Fuga inútil
São Paulo ficou chateada outro dia porque a chuva barbarizou a cidade. Mas o Rio de Janeiro está aí mesmo para consolá-la. Pior que ser barbarizada pela natureza com a ajuda dos homens, é ser barbarizada pelos homens com ajuda da sua natureza vil.
Oito e meia da noite de quarta-feira, horário normal de rush da Lagoa Rodrigo de Freitas para a Barra da Tijuca. De repente, a cena de cinema catástrofe: da entrada do Túnel Zuzu Angel, ao lado da PUC, desce uma multidão de motoristas e passageiros a pé, desesperados, deixando seus veículos abandonados.
Não sabiam bem de que fugiam. Tudo indicava um arrastão de bandidos. Mais um. Alguém ouvira os tiros e iniciara a debandada. Numa cidade como o Rio de Janeiro de hoje, quando se vê alguém fugindo, foge-se também.
Algumas horas depois, com um pouco de apuração, descobria-se que tinha havido um arrastão imaginário. Os tiros eram estampidos de um cano de descarga furado.
Seria um alívio, se fizesse alguma diferença. Aquele bando de inocentes correndo na contramão não fugia de um alarme falso. Fugia de seu lugar na fila do massacre urbano. Inconscientemente, estão todos esperando a sua hora.
Duas semanas antes, o mesmo túnel fora bloqueado por bandidos. Um arrastão de verdade, com tiros para o alto de verdade. Uma trovoada em São Paulo é uma trovoada. Pode atrasar muito a sua chegada em casa. Uma trovoada no Rio de Janeiro pode ser uma granada. Você pode não chegar em casa nunca mais.
Um médico que chegava em casa em Ipanema levou dois tiros de assaltantes. Está em coma, e os bandidos estão com a sua moto. Sucederam-se protestos, bastas etc. Agora, duas semanas depois, no quarteirão vizinho da mesma área nobre de Ipanema, outro motociclista inocente leva dois tiros de assaltantes. Está morto.

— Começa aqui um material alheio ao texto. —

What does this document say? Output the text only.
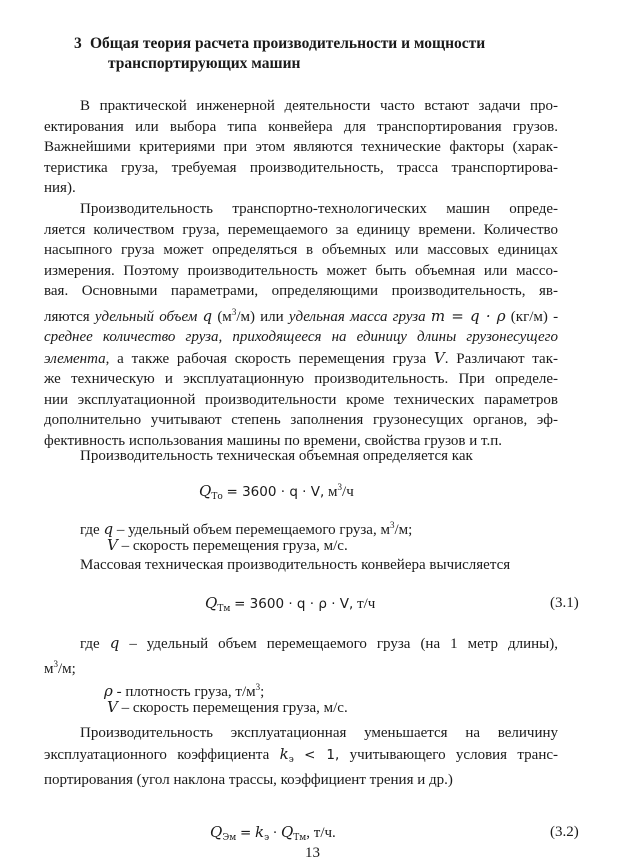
3 Общая теория расчета производительности и мощности
транспортирующих машин
В практической инженерной деятельности часто встают задачи про-
ектирования или выбора типа конвейера для транспортирования грузов.
Важнейшими критериями при этом являются технические факторы (харак-
теристика груза, требуемая производительность, трасса транспортирова-
ния).
Производительность транспортно-технологических машин опреде-
ляется количеством груза, перемещаемого за единицу времени. Количество
насыпного груза может определяться в объемных или массовых единицах
измерения. Поэтому производительность может быть объемная или массо-
вая. Основными параметрами, определяющими производительность, яв-
ляются удельный объем q $(м^3/м)$ или удельная масса груза m = q · ρ (кг/м) -
среднее количество груза, приходящееся на единицу длины грузонесущего
элемента, а также рабочая скорость перемещения груза V. Различают так-
же техническую и эксплуатационную производительность. При определе-
нии эксплуатационной производительности кроме технических параметров
дополнительно учитывают степень заполнения грузонесущих органов, эф-
фективность использования машины по времени, свойства грузов и т.п.
Производительность техническая объемная определяется как
$Q_{То} = 3600 \cdot q \cdot V$, $м^3/ч$
где q – удельный объем перемещаемого груза, $м^3/м$;
V – скорость перемещения груза, м/с.
Массовая техническая производительность конвейера вычисляется
$Q_{Тм} = 3600 \cdot q \cdot \rho \cdot V$, т/ч	(3.1)
где q – удельный объем перемещаемого груза (на 1 метр длины),
$м^3/м$;
ρ - плотность груза, $т/м^3$;
V – скорость перемещения груза, м/с.
Производительность эксплуатационная уменьшается на величину
эксплуатационного коэффициента $k_э < 1$, учитывающего условия транс-
портирования (угол наклона трассы, коэффициент трения и др.)
$Q_{Эм} = k_э \cdot Q_{Тм}$, т/ч.	(3.2)
13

Como não há com quem contar, talvez o truque seja driblar o tal intervalo de duas semanas. Volte tranqüilo ao local do crime na semana seguinte. Depois suma dali. A não ser que os bandidos alterem a escala sem avisar. Mas isso não se faz.
Autoridades e especialistas em segurança pública falam da necessidade de se reduzir a “sensação de insegurança”. Estamos no caminho certo. Quando a população inteira estiver em estado de coma, a sensação de insegurança será zero.
Inundação e fuzilamento acontecem toda hora na periferia! — gritarão as vozes progressistas. A hipocrisia está sempre aí para nos consolar com os padrões do inferno.
Pelas forças da natureza ou da estupidez, a dignidade nas metrópoles brasileiras está indo pelo ralo. Tudo muito normal. A culpa é do ralo, que retém a chuva, e deixa passar a vergonha das pessoas de viver desse jeito.